Tam bir şey diyecektim ki Ada yanımıza geldi.
“Selam,” dedi, Aslı’ya bakarak, “Yenge, bizi tanıştırmayacak mısın?”
Yanımıza oturdu. Aslı, ‘yenge’ kelimesine hafif garip bakıyordu.
“Aslı,” dedim, “ En yakın arkadaşım, kardeşim hatta”
“Bende Ada deyip Atladı Aslı’nın boynuna Ada gülümseyerek.
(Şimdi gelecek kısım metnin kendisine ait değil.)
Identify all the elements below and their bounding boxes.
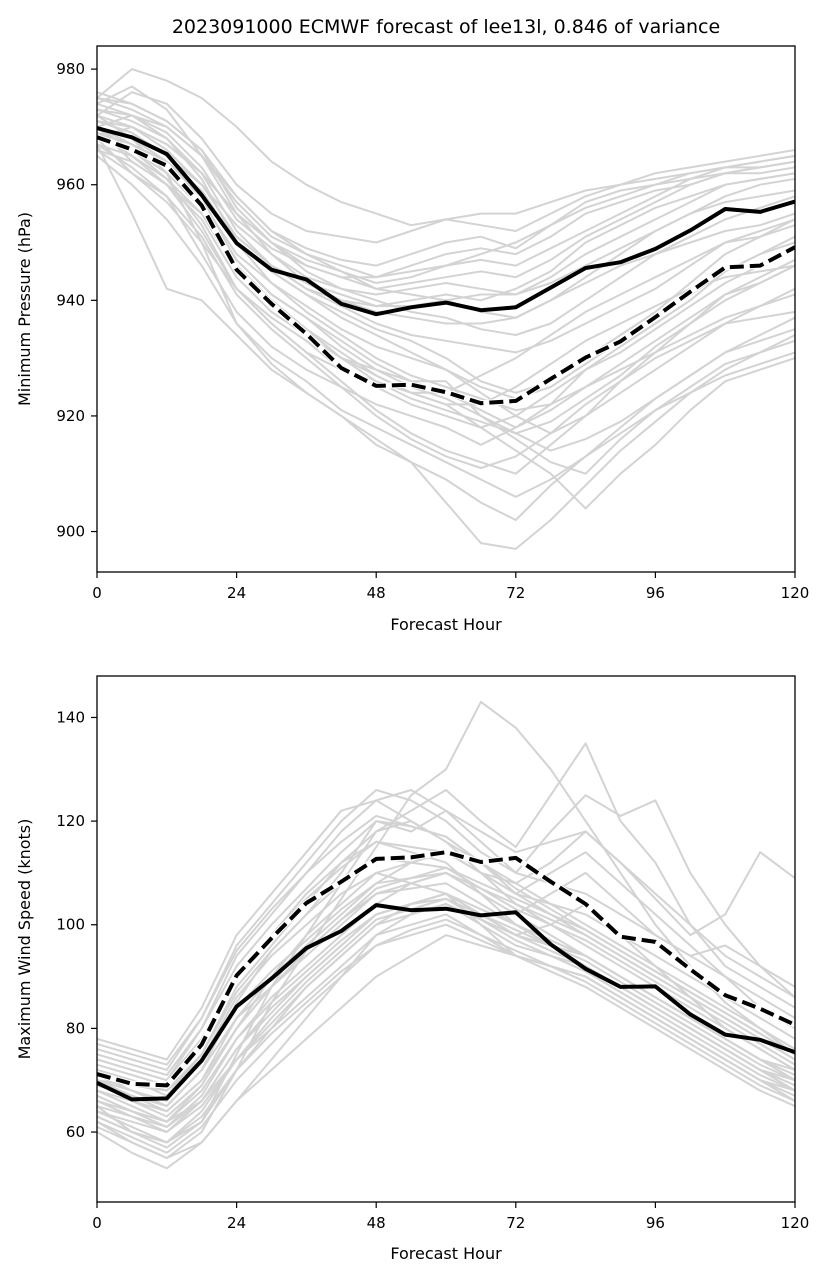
dashed-series-line bbox=[97, 135, 795, 406]
ensemble-member-line bbox=[97, 143, 795, 469]
series-group bbox=[97, 68, 795, 550]
x-tick-label: 96 bbox=[646, 584, 665, 602]
y-tick-label: 120 bbox=[56, 812, 85, 830]
plot-frame bbox=[96, 45, 796, 573]
ensemble-member-line bbox=[97, 155, 795, 498]
x-axis-label: Forecast Hour bbox=[390, 1244, 502, 1263]
chart-title: 2023091000 ECMWF forecast of lee13l, 0.8… bbox=[172, 16, 720, 38]
x-tick-label: 72 bbox=[506, 1214, 525, 1232]
x-tick-label: 72 bbox=[506, 584, 525, 602]
y-tick-label: 60 bbox=[66, 1123, 85, 1141]
y-tick-label: 140 bbox=[56, 708, 85, 726]
ensemble-member-line bbox=[97, 126, 795, 475]
ensemble-member-line bbox=[97, 120, 795, 284]
pressure-plot-area: 0 24 48 72 96 120 900 920 940 960 980 bbox=[56, 45, 810, 602]
plot-frame bbox=[96, 675, 796, 1203]
wind-plot-area: 0 24 48 72 96 120 60 80 100 120 140 bbox=[56, 675, 810, 1232]
pressure-chart-panel: 2023091000 ECMWF forecast of lee13l, 0.8… bbox=[15, 16, 809, 634]
x-tick-label: 24 bbox=[227, 1214, 246, 1232]
ensemble-member-line bbox=[97, 903, 795, 1170]
ensemble-member-line bbox=[97, 851, 795, 1113]
ensemble-member-line bbox=[97, 742, 795, 1144]
ensemble-member-line bbox=[97, 126, 795, 308]
x-tick-label: 24 bbox=[227, 584, 246, 602]
y-tick-label: 100 bbox=[56, 916, 85, 934]
ensemble-member-line bbox=[97, 85, 795, 308]
x-tick-label: 120 bbox=[781, 584, 810, 602]
ensemble-member-line bbox=[97, 137, 795, 429]
x-tick-label: 0 bbox=[92, 1214, 102, 1232]
series-group bbox=[97, 700, 795, 1170]
ensemble-member-line bbox=[97, 789, 795, 1082]
y-axis-label: Minimum Pressure (hPa) bbox=[15, 212, 34, 406]
ensemble-member-line bbox=[97, 114, 795, 550]
ensemble-member-line bbox=[97, 918, 795, 1154]
ensemble-member-line bbox=[97, 143, 795, 394]
y-axis-label: Maximum Wind Speed (knots) bbox=[15, 819, 34, 1060]
dashed-series-line bbox=[97, 850, 795, 1088]
ensemble-member-line bbox=[97, 814, 795, 1066]
solid-series-line bbox=[97, 903, 795, 1102]
ensemble-member-line bbox=[97, 91, 795, 244]
ensemble-member-line bbox=[97, 149, 795, 446]
dashed-line-outline bbox=[97, 134, 795, 407]
x-tick-label: 0 bbox=[92, 584, 102, 602]
ensemble-member-line bbox=[97, 126, 795, 435]
y-tick-label: 960 bbox=[56, 176, 85, 194]
x-axis-label: Forecast Hour bbox=[390, 615, 502, 634]
y-tick-label: 980 bbox=[56, 60, 85, 78]
x-tick-label: 48 bbox=[367, 584, 386, 602]
ensemble-member-line bbox=[97, 799, 795, 1071]
ensemble-member-line bbox=[97, 102, 795, 412]
ensemble-member-line bbox=[97, 903, 795, 1133]
ensemble-member-line bbox=[97, 923, 795, 1144]
y-tick-label: 900 bbox=[56, 523, 85, 541]
ensemble-member-line bbox=[97, 108, 795, 354]
ensemble-member-line bbox=[97, 108, 795, 290]
ensemble-member-line bbox=[97, 137, 795, 435]
ensemble-member-line bbox=[97, 892, 795, 1128]
ensemble-member-line bbox=[97, 897, 795, 1144]
y-tick-label: 80 bbox=[66, 1019, 85, 1037]
ensemble-member-line bbox=[97, 114, 795, 325]
ensemble-member-line bbox=[97, 866, 795, 1118]
ensemble-member-line bbox=[97, 934, 795, 1159]
solid-series-line bbox=[97, 126, 795, 317]
ensemble-member-line bbox=[97, 97, 795, 296]
y-tick-label: 920 bbox=[56, 407, 85, 425]
x-tick-label: 120 bbox=[781, 1214, 810, 1232]
ensemble-member-line bbox=[97, 131, 795, 510]
x-tick-label: 96 bbox=[646, 1214, 665, 1232]
x-tick-label: 48 bbox=[367, 1214, 386, 1232]
dashed-line-outline bbox=[97, 849, 795, 1089]
y-tick-label: 940 bbox=[56, 291, 85, 309]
“Memnun oldum,” dedi Aslı.
“Ya acaba bana ‘yenge’ demesen mi?” dedim. “Ben pek hoşlanmadım o kelimeden. Hem sen benden büyük değil misin? Garip oluyor. Ben de sana Ada abla diyeyim.”
Ada güldü. “Bak Nazlıcığım, Savaş abimle evlisin. Az önceki çatışmada gördüm, ödü kopmuştu sana bir şey olacak diye. Yukarı nasıl çıktı biliyor musun?”
Şaşkınca ona baktım. “Başka bir şeye koşmuştur o… Hem birbirimizi kandırmayalım, bizim gerçekten evli olmadığımızı biliyor olmasın,” dedim.
Kaşlarını kaldırdı. “Tam bilmiyorum nedenini ama bildiğim bana yetiyor,” dedi. “Kusura bakma, Savaş abim bir kadın için endişelenecek…Sahtede olsa evli. Farketmez, sen benim yengemsin. Ayrıca bana da Ada de lütfen.”
“Peki,” dedim.
Ada birden iç çekti. “Keşke Erdal da benim için öyle endişelenseydi.” Boşluğa bakarken söylemişti
“Seviyorsun değil mi onu?” dedim.
“Evet,” dedi, gözlerini kaçırarak. “Hem de kendimi bildim bileli. Ama o beni çocuk gibi görüyor. Nedir bu yaş zırvalığı? Savaş abim senden çok büyük, sen 19 yaşındaymışsın, o 29. Sizden olmuş işte ne güzel…” diye sitem etti. “Bir de Erdal 27 yaşında. Ben 24 yaşındayım. Yani sadece 3 yaş var. Yaşı bahane ediyor değil mi Nazlı?”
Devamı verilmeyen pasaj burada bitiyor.